Failed to start Load Kernel Modules after using custom Image

Attempting to use a custom boot Image on the Xavier NX, I get the errors:

Failed to start Load Kernel Modules
Failed to start nvpmodel service

I don’t know what this could be caused by, so would appreciate any pointers to what the problem might be.

My Image is a slightly modified version of the original where I changed the uvcvideo driver in an attempt to get a second USB camera working. I followed the instructions in this tutorial in order to create the custom image. As I am cross-compiling, I change Image and the dtb folder in /boot after I successfully start up with a newly flashed SD card, using the Image and dts I get from the compilation on a different Linux machine. After rebooting, the system shows the above errors and does not boot completely. I tried the process several times to no avail.

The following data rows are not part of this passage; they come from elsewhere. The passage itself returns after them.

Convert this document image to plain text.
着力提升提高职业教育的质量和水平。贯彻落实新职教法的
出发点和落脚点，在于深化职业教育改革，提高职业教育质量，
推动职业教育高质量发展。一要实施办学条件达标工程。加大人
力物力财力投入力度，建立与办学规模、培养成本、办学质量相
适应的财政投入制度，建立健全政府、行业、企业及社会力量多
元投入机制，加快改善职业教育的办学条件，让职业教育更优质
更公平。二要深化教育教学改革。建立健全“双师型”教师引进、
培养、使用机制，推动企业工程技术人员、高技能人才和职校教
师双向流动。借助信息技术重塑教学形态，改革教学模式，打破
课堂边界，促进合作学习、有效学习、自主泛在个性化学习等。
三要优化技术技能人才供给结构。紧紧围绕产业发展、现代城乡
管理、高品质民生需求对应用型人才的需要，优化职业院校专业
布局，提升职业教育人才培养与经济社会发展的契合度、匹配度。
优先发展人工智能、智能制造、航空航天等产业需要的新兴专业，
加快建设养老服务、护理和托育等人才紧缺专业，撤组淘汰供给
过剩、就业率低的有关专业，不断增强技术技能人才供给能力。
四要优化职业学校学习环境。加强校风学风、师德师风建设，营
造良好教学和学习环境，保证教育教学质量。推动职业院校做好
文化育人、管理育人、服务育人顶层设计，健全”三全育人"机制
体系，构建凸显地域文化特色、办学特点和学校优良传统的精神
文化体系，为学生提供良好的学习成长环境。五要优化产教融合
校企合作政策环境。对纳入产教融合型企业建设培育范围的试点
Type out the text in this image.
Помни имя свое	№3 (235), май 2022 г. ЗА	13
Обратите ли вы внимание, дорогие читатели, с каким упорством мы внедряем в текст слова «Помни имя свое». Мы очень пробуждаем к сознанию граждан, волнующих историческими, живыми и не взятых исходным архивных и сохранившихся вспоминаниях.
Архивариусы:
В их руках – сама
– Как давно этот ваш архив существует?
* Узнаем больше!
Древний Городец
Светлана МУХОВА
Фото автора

A typical reason for failing to load modules is if the modules do not exist where finding them is expected. In your URL look closely at this quote:
export LOCALVERSION=-tegra

Note that the “uname -r” command response uses the kernel’s base version, and appends to this the LOCALVERSION to get the final answer, For example, if the kernel is “4.9.140”, and at the moment of compile LOCALVERSION was “-tegra”, that the “uname -r” will be “4.9.140-tegra”. Modules are searched for here:
/lib/modules/$(uname -r)/kernel/

If the modules are not there, then module load will fail.

It is also possible that some kernel source configurations will append a “+” in “uname -r” in some cases. Perhaps a boot log would indicate if the “uname -r” is correct or not. Can you provide a serial console boot log? See (Nano and NX serial console information should be the same):
https://www.jetsonhacks.com/2019/04/19/jetson-nano-serial-console/

I actually tried both export LOCALVERSION=-tegra and export LOCALVERSION="-tegra" with the same result. My understanding is the two are the same.

I don’t have a USB-TTL cable handy unfortunately. It will take at least a few days to get here.

We really need a way to verify what the output of “uname -r” is. As the kernel loads it would probably show this somewhere, but it would be scrolling by and difficult to see. I worry that either the kernel build has added a “+” to the “uname -r”, or else that the kernel of the initial ramdisk is somehow involved and missing something. Hopefully the cable will become available soon since this makes life so much easier when asking such questions.

I see, I’ll get working on getting the cable here as soon as I can.

I can record the screen (in slow motion if need be), but is there a particular line I should be looking for? Attached is a photo of the first error, but I see no mention of uname -r.

If “uname” is used during boot, then it won’t actually say it is from that command. What it will be is a kernel version being noted. Typically something “4.9.140-tegra” would show up right as the kernel loads and begins executing. So at the point when the bootloader transitions to the Linux kernel, do you see anything similar to “4.9.140”? This might be complicated by video switching modes and perhaps blanking for a fraction of a second right when valuable information is printed, but when you get the serial UART cable this should not be a problem.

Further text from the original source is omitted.